Transmissions, or these histories we lest not forget is organized on the occasion of the Benton Museum of Art’s recent acquisition of Cauleen Smith’s film Sojourner (2018) and her works on paper Lose Your Mother: A Journey Along the Atlantic Slave Route (2019) and In the Wake: On Blackness and Being (2019). Sojourner elevates the utopian visions of jazz musician and swamini Alice Coltrane Turiyasangitananda, Shaker eldress Rebecca Cox Jackson, and the Combahee River Collective, the Black feminist lesbian socialist organization. In her later years, Coltrane founded an ashram, or spiritual community, in the Santa Monica Mountains of Southern California. Jackson was born a free woman at the end of the eighteenth century and founded a Shaker community in Philadelphia, living with her lifelong companion and protégée, Rebecca Perot. The Combahee River Collective’s seminal text, the “Combahee River Collective Statement,” was a foundational contribution to the concept of intersectionality.

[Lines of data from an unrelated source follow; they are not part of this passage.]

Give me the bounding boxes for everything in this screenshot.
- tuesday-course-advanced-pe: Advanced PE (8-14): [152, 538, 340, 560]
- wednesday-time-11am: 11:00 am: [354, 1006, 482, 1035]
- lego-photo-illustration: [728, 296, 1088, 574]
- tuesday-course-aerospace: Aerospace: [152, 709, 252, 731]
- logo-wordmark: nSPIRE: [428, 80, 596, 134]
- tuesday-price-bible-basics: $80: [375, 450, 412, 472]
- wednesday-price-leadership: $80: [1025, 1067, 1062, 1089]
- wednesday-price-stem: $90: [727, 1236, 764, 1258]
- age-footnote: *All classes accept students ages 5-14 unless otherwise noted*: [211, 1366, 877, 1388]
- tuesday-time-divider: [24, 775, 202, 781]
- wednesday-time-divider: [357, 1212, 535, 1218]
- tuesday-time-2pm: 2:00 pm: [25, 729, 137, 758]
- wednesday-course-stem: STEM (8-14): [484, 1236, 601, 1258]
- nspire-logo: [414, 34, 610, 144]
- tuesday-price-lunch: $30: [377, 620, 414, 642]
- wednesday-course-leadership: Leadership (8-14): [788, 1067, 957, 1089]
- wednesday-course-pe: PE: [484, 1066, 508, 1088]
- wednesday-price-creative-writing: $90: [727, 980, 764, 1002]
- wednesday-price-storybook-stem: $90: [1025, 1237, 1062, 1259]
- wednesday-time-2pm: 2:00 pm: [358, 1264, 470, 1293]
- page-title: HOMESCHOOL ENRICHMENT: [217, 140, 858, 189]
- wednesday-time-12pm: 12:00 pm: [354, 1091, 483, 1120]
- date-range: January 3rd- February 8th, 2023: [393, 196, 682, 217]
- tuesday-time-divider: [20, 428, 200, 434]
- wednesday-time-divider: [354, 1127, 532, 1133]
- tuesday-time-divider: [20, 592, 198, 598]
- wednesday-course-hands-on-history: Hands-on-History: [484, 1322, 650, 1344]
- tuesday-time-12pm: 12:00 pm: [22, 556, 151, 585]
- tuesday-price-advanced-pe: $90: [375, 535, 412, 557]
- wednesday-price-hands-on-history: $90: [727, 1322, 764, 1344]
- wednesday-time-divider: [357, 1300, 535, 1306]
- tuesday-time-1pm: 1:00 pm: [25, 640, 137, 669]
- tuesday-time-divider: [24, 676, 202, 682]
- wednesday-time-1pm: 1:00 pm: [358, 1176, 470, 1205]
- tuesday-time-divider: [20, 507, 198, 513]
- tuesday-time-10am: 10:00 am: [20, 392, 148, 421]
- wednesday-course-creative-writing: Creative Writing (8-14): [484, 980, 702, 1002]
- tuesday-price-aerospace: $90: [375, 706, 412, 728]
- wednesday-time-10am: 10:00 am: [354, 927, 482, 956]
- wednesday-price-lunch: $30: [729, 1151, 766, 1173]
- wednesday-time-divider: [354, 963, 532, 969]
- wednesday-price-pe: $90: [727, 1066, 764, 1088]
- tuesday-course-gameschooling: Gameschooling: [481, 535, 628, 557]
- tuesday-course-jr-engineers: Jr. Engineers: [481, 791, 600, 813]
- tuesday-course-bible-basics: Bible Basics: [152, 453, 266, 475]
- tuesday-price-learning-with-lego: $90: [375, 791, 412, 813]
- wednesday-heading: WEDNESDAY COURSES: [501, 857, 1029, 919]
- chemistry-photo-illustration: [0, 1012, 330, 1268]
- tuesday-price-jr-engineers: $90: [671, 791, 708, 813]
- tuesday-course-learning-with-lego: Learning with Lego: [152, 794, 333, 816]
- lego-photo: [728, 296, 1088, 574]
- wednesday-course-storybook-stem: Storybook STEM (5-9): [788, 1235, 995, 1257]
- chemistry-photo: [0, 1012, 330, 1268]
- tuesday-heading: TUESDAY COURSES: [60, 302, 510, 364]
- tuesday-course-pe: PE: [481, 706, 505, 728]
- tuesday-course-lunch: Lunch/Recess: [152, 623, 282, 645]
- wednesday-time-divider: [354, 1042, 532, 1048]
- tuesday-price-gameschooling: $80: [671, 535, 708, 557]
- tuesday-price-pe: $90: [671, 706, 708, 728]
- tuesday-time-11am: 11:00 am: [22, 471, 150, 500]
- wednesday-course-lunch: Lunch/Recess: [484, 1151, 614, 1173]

Jackson’s ecstatic visions narrate parts of Sojourner. Her words, as well as those of Coltrane and the Combahee River Collective, are transmitted through radio to contemporary women of color, traversing the Watts Towers and the Noah Purifoy Desert Art Museum of Assemblage Art. These transmissions from the past combine the deeply personal and spiritual with collective liberation work. Madeleine Hunt Ehrlich’s film Spit on the Broom (2019) and Sophia Nahli Allison’s photographic work The Rapture or a Resurrection (2019) join Smith’s work in rendering history and potential futures that, if heeded, can prove instructive as we chart paths forward.